The Great Gatsby
The Great Gatsby
by F. Scott Fitzgerald

The Great Gatsby Theme of Memory and The Past

The Great Gatsby deals at great length with issues of the past, present, and future. In love with a girl of the past, Gatsby is unable to have her again in the present. He wants a future with her, but only if she will lie to erase the marriage in her past. The narrator indicates in the final lines of the text that nobody can ever reach the future – it is a beacon of light that calls to us, but even as we try to reach it, we are beaten back into the past. The manipulation of time in the narrative adds to this theme. Nick tells the whole tale with a tone of nostalgia – beginning the text with mention of his father’s advice to him in his youth.

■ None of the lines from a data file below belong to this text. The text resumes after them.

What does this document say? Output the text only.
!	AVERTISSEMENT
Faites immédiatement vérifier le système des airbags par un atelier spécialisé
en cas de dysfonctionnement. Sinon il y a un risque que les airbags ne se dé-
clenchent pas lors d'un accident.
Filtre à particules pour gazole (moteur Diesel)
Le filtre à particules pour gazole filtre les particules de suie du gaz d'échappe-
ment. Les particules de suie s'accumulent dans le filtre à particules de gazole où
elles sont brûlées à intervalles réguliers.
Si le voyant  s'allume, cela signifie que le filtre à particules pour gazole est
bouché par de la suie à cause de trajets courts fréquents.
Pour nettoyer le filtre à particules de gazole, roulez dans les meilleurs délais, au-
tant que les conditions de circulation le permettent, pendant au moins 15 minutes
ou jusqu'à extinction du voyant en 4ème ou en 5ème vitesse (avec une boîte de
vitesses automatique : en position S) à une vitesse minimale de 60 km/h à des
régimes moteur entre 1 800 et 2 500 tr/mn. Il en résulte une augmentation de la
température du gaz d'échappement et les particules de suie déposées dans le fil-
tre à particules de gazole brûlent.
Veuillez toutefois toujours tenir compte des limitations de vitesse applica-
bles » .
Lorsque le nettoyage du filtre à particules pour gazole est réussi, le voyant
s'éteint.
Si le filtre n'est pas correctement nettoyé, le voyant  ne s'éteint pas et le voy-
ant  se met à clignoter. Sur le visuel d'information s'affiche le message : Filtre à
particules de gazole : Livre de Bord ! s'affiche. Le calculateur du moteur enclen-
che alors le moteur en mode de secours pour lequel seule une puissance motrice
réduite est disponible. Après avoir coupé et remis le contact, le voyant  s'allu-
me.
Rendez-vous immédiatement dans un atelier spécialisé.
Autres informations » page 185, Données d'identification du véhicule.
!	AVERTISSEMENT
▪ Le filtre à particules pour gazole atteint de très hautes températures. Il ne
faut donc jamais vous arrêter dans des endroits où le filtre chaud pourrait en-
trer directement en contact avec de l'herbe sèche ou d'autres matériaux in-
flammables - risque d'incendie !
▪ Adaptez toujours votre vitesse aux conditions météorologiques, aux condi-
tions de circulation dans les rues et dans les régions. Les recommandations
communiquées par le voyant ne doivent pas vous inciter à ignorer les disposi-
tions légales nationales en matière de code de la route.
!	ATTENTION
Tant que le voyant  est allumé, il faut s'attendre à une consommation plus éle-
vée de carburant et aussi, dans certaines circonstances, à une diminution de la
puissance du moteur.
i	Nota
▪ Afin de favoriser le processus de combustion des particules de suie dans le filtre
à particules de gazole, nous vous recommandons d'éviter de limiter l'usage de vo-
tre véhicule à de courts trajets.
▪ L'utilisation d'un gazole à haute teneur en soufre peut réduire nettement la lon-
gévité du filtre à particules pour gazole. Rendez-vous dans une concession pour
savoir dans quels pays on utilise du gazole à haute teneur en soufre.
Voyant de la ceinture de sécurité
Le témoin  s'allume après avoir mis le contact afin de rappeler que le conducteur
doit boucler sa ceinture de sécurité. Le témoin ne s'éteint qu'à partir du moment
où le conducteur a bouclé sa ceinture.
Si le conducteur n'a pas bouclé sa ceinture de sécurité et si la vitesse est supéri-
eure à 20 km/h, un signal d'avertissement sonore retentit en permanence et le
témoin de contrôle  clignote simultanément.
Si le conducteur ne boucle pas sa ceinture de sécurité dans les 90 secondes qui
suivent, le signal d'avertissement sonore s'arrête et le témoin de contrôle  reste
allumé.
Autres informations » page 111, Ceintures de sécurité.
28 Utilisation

Questions About Memory and The Past

  1. Nick Carraway suggests that the future is always receding in front of us, and that we are forever beaten back towards the past. Is the future attainable in The Great Gatsby?
  2. Nick tells Gatsby that "you can’t repeat the past," yet chapters later he insists we are constantly "borne back" into it. Did he change his mind, or are these two different ways of saying the same thing?
  3. Is the past remembered realistically? Jay Gatsby and Daisy Buchanan alike think nostalgically about the past, but are they ever able to confront reality?
  4. Is Gatsby driven by his memory of the past or his dream for the future? Is there a difference?
  5. What are Nick’s visions of his own future?

Chew on This

Try on an opinion or two, start a debate, or play the devil’s advocate.

Gatsby ends up dead because of his inability to live in the present.

Daisy, unlike Gatsby, is ultimately able to face reality and live in the present.